Home » Php » php – How to move composer dependency from require-dev to require?

php – How to move composer dependency from require-dev to require?

Posted by: admin July 12, 2020 Leave a comment


I have two projects on my git repo server. The first one is a library I wrote, let’s call it foo/lib-bar. The second is an application which uses that library foo/app-bar. Currently the library is in development version, so the composer.json file of the library looks like this:

    "name": "foo/lib-bar",
    "description": "Bar library",
    "version": "1.0.0-dev",
    "type": "library",
    "require": {
        "php": ">=5.4",
        "ext-posix": "*"

The application uses this library, so it contains the necessary requirement:

    "name": "foo/app-bar",
    "description": "Bar application",
    "version": "0.5.0-dev",
    "type": "application",
    "repositories": [
            "type": "vcs",
            "url": "ssh://[email protected]/lib-foo"
    "require-dev": {
        "foo/lib-bar": ">=1.0.0-dev",
    "require": {
        "php": ">=5.5.3"

And everything is smooth up to this point: both composer install and composer update run as expected, install the dependency and I can see it in vendor/

Now, the docs says that


Lists packages required by this package. The package will not be installed unless those requirements can be met.

And for the steps which lead to the issue in question:

So ok, my library is ready to be deployed and come out of the development phase. It also happens to be required in production version of my application. I remove the dev suffix from the composer.json file of my library, commit and push the file, and am ready to update the application.
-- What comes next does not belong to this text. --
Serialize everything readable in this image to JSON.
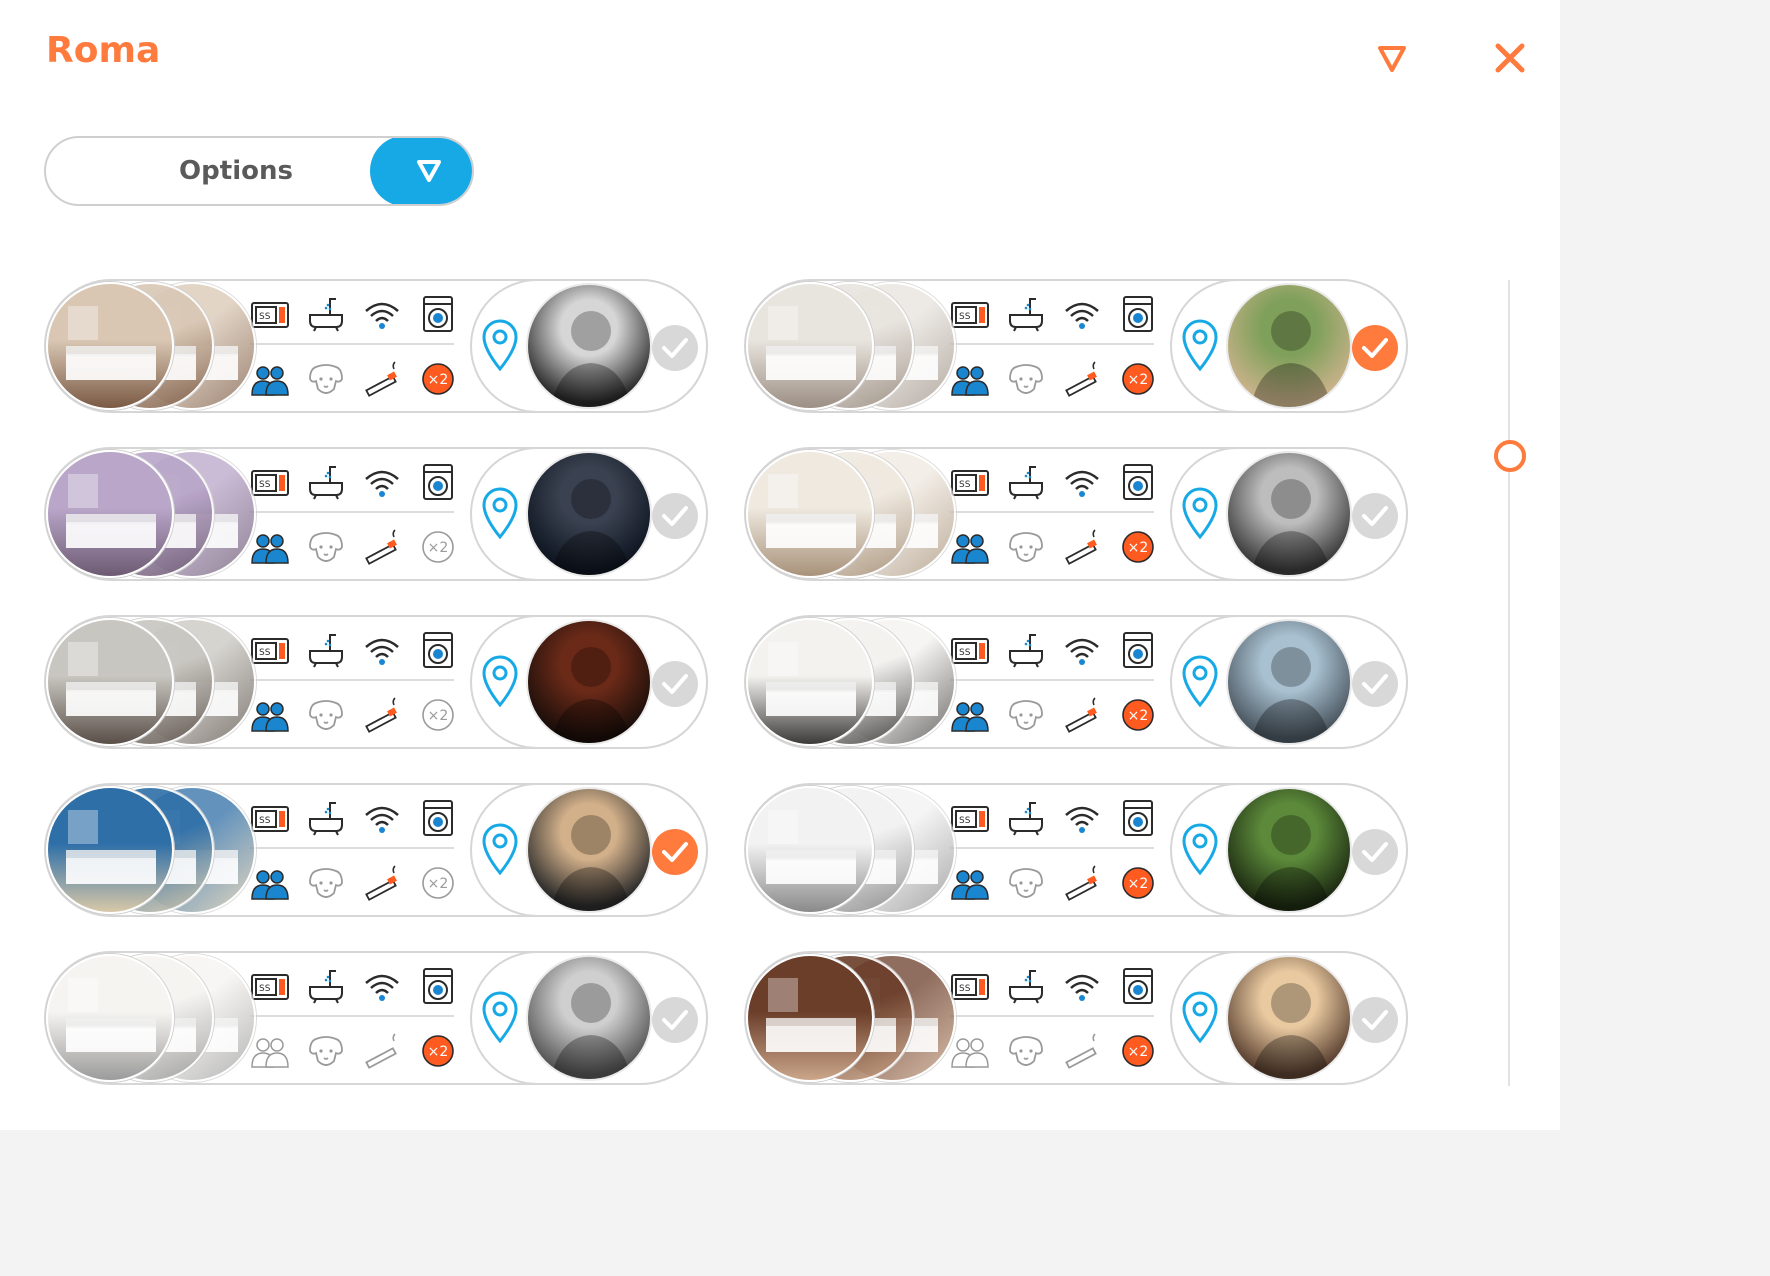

With the application’s composer.json I move the library dependency from require-dev section to require and remove the dev suffix (everything is copy-pasted, so there is no typo – I’ve checked and rechecked again):

    "require-dev": {},
    "require": {
        "php": ">=5.5.3",
        "foo/lib-bar": ">=1.0.0"

Now I run composer update and I get:

$ composer update
Loading composer repositories with package information
Updating dependencies (including require-dev)                     
Your requirements could not be resolved to an installable set of packages.

  Problem 1
    - Installation request for foo/lib-bar >=1.0.0 -> satisfiable by foo/lib-bar[dev-master].
    - Removal request for foo/lib-bar == 9999999-dev

I assumed it did not find the new version, so I deleted the old library manually:

$ rm composer.lock
$ rm -rf vendor/foo/

and tried to install it from scratch

$ composer install

but this time it gives me:

Your requirements could not be resolved to an installable set of packages.

  Problem 1
    - The requested package foo/lib-bar could not be found in any version, there may be a typo in the package name.

So it seems like require-dev does work, but require doesn’t. Any suggestions on what may have gone wrong here?

How to&Answers:

require-dev is not the place to develop dependencies. It is meant for software that is used only in development, like PHPUnit, Mockery etc., or for dependencies that are useful by themselves, but in this case only used for development, like the client library for the service a software package is about (to make some real requests in a test scenario).

So your library shouldn’t have been “require-dev” from the beginning.

Another thing is: Composer will deduct the version if use appropriate branches and tags, i.e. a branch named “1.0.x” in your repository will be detected as being the development branch for all 1.0 versions, and any requirements for such versions could possibly be satisfied by this branch – provided you allow for development versions either by setting "minimum-stability": "dev" (which would allow development versions for ALL software – rather unintended), or when you require version "[email protected]" for your software.

The one thing that might currently break your composer setup is that you mention a version in the librarys composer.json explicitly, and this is a development version. Have you removed that version indicator? You should remove it, because life is easier if Composer can detect the versions from the tags in a repository, not by having them explicitly mentioned in composer.json.

Finally please make sure that when using Git you tag the commit with appropriate version. The required version should correspond to the git tagged version.